Dr. Lee sagte gegenüber dem Wall Street Journal: „Das erste Mal, dass Ihr Kind eine Lüge erzählt, ist kein Anlass zur Beunruhigung, sondern ein Anlass zum Feiern!“
Ob ich das nun genauso unterschreiben würde, weiß ich nicht. Aber beruhigend ist es doch schon ein wenig, dass (fast) alle Kinder mal schwindeln und das rein gar nichts damit zu tun hat, wie sie es künftig mit der Wahrheit halten werden, oder?

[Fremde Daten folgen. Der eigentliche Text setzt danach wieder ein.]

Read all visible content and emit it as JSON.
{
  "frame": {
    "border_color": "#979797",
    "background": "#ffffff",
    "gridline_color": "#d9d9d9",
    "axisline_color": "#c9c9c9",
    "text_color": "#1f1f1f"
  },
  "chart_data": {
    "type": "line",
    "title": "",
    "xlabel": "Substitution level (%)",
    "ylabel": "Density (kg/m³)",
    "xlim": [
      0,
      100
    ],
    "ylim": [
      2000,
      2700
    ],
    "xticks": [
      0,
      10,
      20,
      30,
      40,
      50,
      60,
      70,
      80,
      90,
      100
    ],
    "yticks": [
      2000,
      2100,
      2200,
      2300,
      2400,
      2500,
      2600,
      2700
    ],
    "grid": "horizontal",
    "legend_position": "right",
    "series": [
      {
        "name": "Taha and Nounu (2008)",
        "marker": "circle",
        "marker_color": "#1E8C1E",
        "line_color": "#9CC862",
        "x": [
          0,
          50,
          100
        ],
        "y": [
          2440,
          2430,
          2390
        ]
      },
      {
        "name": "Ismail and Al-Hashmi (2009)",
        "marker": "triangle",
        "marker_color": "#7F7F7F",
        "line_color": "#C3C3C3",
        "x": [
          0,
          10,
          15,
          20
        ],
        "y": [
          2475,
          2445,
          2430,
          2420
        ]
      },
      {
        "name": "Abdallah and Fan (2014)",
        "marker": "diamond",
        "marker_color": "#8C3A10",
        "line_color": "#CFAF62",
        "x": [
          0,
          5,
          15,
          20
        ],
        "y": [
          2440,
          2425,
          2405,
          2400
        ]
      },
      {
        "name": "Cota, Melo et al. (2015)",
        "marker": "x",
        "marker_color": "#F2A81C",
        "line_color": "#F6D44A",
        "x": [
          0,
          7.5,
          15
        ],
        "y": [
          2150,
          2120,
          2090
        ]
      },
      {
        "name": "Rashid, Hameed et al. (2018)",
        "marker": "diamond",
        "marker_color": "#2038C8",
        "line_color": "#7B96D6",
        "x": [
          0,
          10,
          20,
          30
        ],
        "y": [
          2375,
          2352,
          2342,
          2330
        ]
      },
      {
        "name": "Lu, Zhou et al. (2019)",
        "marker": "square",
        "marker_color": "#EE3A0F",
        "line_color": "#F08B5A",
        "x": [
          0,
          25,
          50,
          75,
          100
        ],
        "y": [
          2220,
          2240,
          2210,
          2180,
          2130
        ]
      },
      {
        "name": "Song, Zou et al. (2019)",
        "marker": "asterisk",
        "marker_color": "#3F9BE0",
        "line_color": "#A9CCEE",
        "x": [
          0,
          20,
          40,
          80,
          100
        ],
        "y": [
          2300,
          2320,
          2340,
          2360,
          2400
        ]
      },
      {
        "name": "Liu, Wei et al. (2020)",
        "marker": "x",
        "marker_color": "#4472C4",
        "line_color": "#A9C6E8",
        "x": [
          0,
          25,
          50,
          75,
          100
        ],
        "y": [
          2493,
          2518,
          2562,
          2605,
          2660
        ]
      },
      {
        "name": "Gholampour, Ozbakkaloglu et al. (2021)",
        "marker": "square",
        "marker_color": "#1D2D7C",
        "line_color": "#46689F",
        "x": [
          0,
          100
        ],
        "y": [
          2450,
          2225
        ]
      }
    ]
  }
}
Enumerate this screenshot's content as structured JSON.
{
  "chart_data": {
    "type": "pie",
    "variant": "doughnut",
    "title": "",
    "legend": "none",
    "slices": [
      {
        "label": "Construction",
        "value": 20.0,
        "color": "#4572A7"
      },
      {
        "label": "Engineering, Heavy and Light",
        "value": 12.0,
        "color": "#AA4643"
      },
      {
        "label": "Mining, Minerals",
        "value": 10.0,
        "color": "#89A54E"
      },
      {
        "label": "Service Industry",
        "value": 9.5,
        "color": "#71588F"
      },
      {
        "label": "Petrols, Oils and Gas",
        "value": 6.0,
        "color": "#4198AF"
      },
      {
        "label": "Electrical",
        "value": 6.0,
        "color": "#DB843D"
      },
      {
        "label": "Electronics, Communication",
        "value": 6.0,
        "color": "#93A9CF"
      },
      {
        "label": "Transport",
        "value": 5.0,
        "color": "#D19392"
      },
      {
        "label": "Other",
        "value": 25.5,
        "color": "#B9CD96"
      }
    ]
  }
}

Ach, bleibt natürlich noch die Frage, wie man mit den kleinen Lügnern umgeht, wenn man sie ertappt.
Experten raten, sich das schimpfen und drohen tunlichst zu verkneifen. Besser ist es, mit seinem Kind zu sprechen: Warum hat es denn gelogen? Hat es Angst vor einer Strafe, weil es beispielsweise beim Spielen etwas kaputt gemacht hat? Wollte es vor seiner kleinen Freundin „cooler“ dastehen? Oder war in diesem Moment das neue Buch einfach so verlockend, dass die Handwäsche sich wie vertane Zeit angefühlt hätte?
Wir müssen dann erklären, warum Ehrlichkeit wichtig und meistens der bessere Weg ist. So wird unser Kind nach und nach unsere Moralvorstellungen erkennen und verstehen.
Und mit großer Wahrscheinlichkeit eine richtig ehrliche Haut werden.
Wenn ich früher gelogen habe gab es ordentlich den Hintern voll!